- Born: January 18, 1955 Flint, Michigan
- Died: August 11, 2016 (aged 61)
- Known for: most tattooed woman in the world

= Julia Gnuse =

American woman who had 95% of her body covered in tattoos

Julia Gnuse (guh-NOO-see) (January 18, 1955 - August 11, 2016), commonly known by the nickname The Illustrated Lady or The Irvine Walker, was an American woman who had 95% of her body (including her face) covered in tattoos and held the Guinness Record for being the most tattooed woman in the world. In her mid-30s, Gnuse developed porphyria, a condition in which sunlight results in blistering of the skin. As the blisters often result in scarring, she began getting tattoos as a way to cover up the scars, which can get as deep as third degree burns. A friend of Gnuse's who was a plastic surgeon had suggested she get her skin tattooed in a pale skin tone color, similar to the color of her scars. This was attempted but did not turn out the way they had hoped.

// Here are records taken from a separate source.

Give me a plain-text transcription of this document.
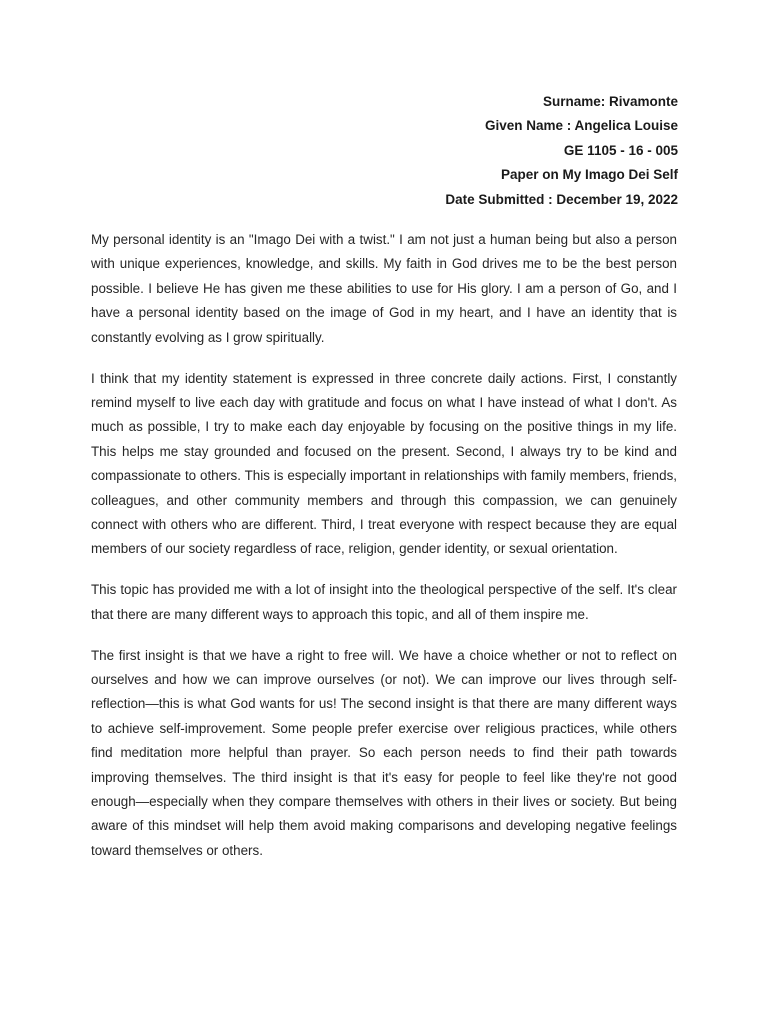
Surname: Rivamonte
Given Name : Angelica Louise
GE 1105 - 16 - 005
Paper on My Imago Dei Self
Date Submitted : December 19, 2022

My personal identity is an "Imago Dei with a twist." I am not just a human being but also a person with unique experiences, knowledge, and skills. My faith in God drives me to be the best person possible. I believe He has given me these abilities to use for His glory. I am a person of Go, and I have a personal identity based on the image of God in my heart, and I have an identity that is constantly evolving as I grow spiritually.

I think that my identity statement is expressed in three concrete daily actions. First, I constantly remind myself to live each day with gratitude and focus on what I have instead of what I don't. As much as possible, I try to make each day enjoyable by focusing on the positive things in my life. This helps me stay grounded and focused on the present. Second, I always try to be kind and compassionate to others. This is especially important in relationships with family members, friends, colleagues, and other community members and through this compassion, we can genuinely connect with others who are different. Third, I treat everyone with respect because they are equal members of our society regardless of race, religion, gender identity, or sexual orientation.

This topic has provided me with a lot of insight into the theological perspective of the self. It's clear that there are many different ways to approach this topic, and all of them inspire me.

The first insight is that we have a right to free will. We have a choice whether or not to reflect on ourselves and how we can improve ourselves (or not). We can improve our lives through self-reflection—this is what God wants for us! The second insight is that there are many different ways to achieve self-improvement. Some people prefer exercise over religious practices, while others find meditation more helpful than prayer. So each person needs to find their path towards improving themselves. The third insight is that it's easy for people to feel like they're not good enough—especially when they compare themselves with others in their lives or society. But being aware of this mindset will help them avoid making comparisons and developing negative feelings toward themselves or others.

The tattoos did not prevent the skin from blistering as they were purely aesthetic. Instead, she decided to try colorful tattoos, consisting of a variety of themes, including her favorite cartoons, her favorite actors and even a self-portrait.
Gnuse appeared on the TV show Ripley's Believe it or Not!. She also had a small role in Aerosmith's music video for their song "Pink".

In her last year she started to go through laser treatment to get her facial tattoos removed.

She lived in Foothill Ranch, California, and died on August 11, 2016.